The longest essay in the book, which deals with the encephalitis O’Farrell contracted at the age of eight, is astonishing and should be read by everyone working with sick children. O’Farrell describes the illness itself, her panic during the CAT scan, waking up to find Jimmy Saville hovering over her. (“You can go. I’ll look after her,” he tells the nurse, admiring the picture of O’Farrell in her ballet leotard. But the nurse “stayed there, hovering behind him, refusing to abandon her post: another saviour, another seraph in disguise.”) It concludes with O’Farrell overhearing a nurse’s conversation from which she learns that she is dying. “I heard the unseen child and nurse proceed to discuss my imminent demise. When might it occur? Soon – tomorrow, the day after, some time this week, I learnt. Why was it happening? I was very ill. Why couldn’t the doctor’s make me better? My illness was too serious. Did that mean I was never going home? No, I was never going home. Was I going to Heaven? Yes, came the answer, in a didactic tone, because I had been a good girl and had taken all my medicine.”

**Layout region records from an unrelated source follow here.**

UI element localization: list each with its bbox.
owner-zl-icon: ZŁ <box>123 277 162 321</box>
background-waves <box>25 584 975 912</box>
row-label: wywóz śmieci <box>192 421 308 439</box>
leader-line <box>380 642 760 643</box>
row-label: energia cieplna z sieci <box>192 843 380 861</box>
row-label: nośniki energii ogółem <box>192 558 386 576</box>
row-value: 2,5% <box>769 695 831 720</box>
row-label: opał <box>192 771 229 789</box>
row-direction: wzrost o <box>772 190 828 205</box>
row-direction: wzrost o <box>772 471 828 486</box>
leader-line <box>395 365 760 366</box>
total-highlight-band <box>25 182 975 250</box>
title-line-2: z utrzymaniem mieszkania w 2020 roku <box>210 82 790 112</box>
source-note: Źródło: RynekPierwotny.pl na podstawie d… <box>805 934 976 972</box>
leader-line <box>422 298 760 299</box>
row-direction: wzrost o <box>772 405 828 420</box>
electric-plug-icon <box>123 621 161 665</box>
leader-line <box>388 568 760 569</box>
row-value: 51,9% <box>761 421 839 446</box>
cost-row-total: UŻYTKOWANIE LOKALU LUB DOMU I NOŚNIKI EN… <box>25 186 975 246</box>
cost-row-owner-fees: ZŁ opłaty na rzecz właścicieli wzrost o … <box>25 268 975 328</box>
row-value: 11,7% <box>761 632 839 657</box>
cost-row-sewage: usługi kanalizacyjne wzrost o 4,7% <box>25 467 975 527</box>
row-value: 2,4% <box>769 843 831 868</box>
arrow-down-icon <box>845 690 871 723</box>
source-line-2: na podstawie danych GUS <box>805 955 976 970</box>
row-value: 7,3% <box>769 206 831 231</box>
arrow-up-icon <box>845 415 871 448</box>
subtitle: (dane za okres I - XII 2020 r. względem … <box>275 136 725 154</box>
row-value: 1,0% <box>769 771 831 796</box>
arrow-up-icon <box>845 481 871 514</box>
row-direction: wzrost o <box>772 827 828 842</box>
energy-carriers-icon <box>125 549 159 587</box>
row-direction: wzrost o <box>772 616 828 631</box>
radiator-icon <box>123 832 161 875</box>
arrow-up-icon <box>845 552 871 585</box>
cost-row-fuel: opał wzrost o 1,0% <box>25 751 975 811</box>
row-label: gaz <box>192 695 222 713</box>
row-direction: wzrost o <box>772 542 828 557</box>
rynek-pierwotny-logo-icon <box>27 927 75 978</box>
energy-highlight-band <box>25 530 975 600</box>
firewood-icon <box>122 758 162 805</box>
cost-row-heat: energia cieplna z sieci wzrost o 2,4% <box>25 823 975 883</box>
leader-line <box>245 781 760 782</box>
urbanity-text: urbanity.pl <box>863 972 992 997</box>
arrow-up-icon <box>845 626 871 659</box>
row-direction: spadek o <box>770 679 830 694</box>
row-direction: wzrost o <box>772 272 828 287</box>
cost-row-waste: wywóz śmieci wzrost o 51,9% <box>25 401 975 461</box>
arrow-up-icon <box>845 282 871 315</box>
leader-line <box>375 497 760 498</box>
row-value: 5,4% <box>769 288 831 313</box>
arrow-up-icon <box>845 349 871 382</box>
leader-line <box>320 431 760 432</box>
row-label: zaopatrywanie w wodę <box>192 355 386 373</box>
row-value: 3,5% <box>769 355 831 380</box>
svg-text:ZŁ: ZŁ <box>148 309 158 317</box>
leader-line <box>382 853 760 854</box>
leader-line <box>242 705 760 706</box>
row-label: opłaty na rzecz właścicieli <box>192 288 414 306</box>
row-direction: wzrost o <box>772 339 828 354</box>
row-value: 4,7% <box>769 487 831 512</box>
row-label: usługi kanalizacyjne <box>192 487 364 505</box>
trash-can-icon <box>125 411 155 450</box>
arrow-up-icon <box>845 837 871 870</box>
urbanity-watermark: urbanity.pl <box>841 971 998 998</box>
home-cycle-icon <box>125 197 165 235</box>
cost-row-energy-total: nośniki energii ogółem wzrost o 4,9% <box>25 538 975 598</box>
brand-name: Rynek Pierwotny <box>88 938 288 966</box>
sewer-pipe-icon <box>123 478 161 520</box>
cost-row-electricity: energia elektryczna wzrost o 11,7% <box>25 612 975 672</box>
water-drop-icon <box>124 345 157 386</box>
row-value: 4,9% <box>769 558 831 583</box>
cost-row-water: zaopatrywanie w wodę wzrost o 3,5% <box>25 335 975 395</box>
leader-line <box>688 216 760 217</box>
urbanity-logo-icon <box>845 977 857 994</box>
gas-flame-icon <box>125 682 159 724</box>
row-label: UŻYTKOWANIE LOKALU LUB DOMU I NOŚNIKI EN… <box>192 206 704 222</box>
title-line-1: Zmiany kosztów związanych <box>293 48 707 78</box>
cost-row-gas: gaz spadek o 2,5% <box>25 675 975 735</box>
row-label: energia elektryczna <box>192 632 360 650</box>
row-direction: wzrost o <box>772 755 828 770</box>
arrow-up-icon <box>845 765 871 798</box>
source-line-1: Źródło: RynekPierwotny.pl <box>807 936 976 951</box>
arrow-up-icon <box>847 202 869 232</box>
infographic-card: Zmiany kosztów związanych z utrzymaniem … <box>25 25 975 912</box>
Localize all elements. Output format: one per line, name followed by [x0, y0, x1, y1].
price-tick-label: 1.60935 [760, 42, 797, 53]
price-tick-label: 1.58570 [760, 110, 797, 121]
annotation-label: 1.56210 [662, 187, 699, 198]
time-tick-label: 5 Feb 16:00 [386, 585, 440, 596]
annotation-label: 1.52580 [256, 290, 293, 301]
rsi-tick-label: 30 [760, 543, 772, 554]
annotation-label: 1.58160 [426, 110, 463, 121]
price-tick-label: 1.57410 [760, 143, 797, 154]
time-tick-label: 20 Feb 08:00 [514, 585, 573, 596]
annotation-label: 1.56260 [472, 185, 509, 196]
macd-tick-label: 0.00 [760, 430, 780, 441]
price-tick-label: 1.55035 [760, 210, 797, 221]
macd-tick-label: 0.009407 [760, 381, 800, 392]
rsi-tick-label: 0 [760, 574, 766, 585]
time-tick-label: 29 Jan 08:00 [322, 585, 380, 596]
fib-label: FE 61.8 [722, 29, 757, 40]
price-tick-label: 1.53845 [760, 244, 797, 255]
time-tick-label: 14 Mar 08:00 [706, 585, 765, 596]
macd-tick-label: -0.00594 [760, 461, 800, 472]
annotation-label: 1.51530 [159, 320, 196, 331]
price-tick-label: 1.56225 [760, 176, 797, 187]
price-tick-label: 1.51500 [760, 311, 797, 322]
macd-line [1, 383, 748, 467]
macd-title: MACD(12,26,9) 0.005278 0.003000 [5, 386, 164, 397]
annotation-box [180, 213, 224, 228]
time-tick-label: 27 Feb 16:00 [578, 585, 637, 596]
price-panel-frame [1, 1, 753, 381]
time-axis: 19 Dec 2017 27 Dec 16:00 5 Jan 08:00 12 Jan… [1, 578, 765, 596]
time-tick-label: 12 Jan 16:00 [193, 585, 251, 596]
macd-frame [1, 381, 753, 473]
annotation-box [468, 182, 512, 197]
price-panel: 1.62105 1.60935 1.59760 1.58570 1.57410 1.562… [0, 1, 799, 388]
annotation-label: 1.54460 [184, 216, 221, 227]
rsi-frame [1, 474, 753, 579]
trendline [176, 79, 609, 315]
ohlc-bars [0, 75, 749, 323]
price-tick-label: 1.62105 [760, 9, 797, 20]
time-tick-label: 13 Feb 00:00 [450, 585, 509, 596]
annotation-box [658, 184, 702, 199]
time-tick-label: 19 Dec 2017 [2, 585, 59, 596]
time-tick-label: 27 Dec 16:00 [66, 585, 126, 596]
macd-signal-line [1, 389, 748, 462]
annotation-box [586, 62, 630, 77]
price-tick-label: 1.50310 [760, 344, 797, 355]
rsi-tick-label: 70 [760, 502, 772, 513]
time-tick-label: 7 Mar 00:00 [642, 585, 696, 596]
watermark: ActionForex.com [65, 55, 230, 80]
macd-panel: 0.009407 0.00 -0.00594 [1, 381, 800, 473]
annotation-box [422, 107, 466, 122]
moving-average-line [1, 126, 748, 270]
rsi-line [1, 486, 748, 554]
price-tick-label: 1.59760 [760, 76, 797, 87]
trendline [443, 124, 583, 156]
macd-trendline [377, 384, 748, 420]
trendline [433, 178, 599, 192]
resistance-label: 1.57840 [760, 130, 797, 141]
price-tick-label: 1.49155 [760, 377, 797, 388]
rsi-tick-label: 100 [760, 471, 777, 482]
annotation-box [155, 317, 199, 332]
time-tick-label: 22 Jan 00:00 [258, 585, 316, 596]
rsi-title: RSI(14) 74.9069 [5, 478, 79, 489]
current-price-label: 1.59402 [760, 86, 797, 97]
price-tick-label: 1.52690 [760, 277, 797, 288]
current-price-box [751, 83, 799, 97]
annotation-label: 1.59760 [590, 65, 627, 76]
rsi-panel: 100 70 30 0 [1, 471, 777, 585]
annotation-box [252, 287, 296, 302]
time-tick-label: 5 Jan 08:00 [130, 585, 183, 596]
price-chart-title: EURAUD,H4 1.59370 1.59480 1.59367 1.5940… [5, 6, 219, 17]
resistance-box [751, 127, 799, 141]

There is an openness in the contemporary novel towards fictionalising aspects of the author's life: the trilogy Rachel Cusk is currently at work on, the brilliant essay on writing at the heart of Kevin Barry's Beatlebone, Chris Kraus's I Love Dick, the Knausgaard My Struggle cycle. O'Farrell has previously used her personal experience in her novels, but has applied the traditional tools of the novel to that experience: inventing characters, plot, setting, etc. By stripping herself of the storytelling apparatus of her novels – or perhaps by applying that storytelling apparatus directly to her life – O'Farrell has arrived at something more affecting: wise, terrifying, vital and important.
The last near-death experience is set in rural Italy as O'Farrell and her husband and children rush around remote country roads in search of a hospital. The satnav is reading a blank. Death is in the car with them, but this time he doesn't want O'Farrell. This time, Death has come for the child in her arms. But O'Farrell isn't going to let him have her. "Oh no you don't. Not now, not here. You're not getting her, not today, not any time soon." I can count on one hand the books that made me cry and still have two fingers spare. I am, I am, I am is one of them.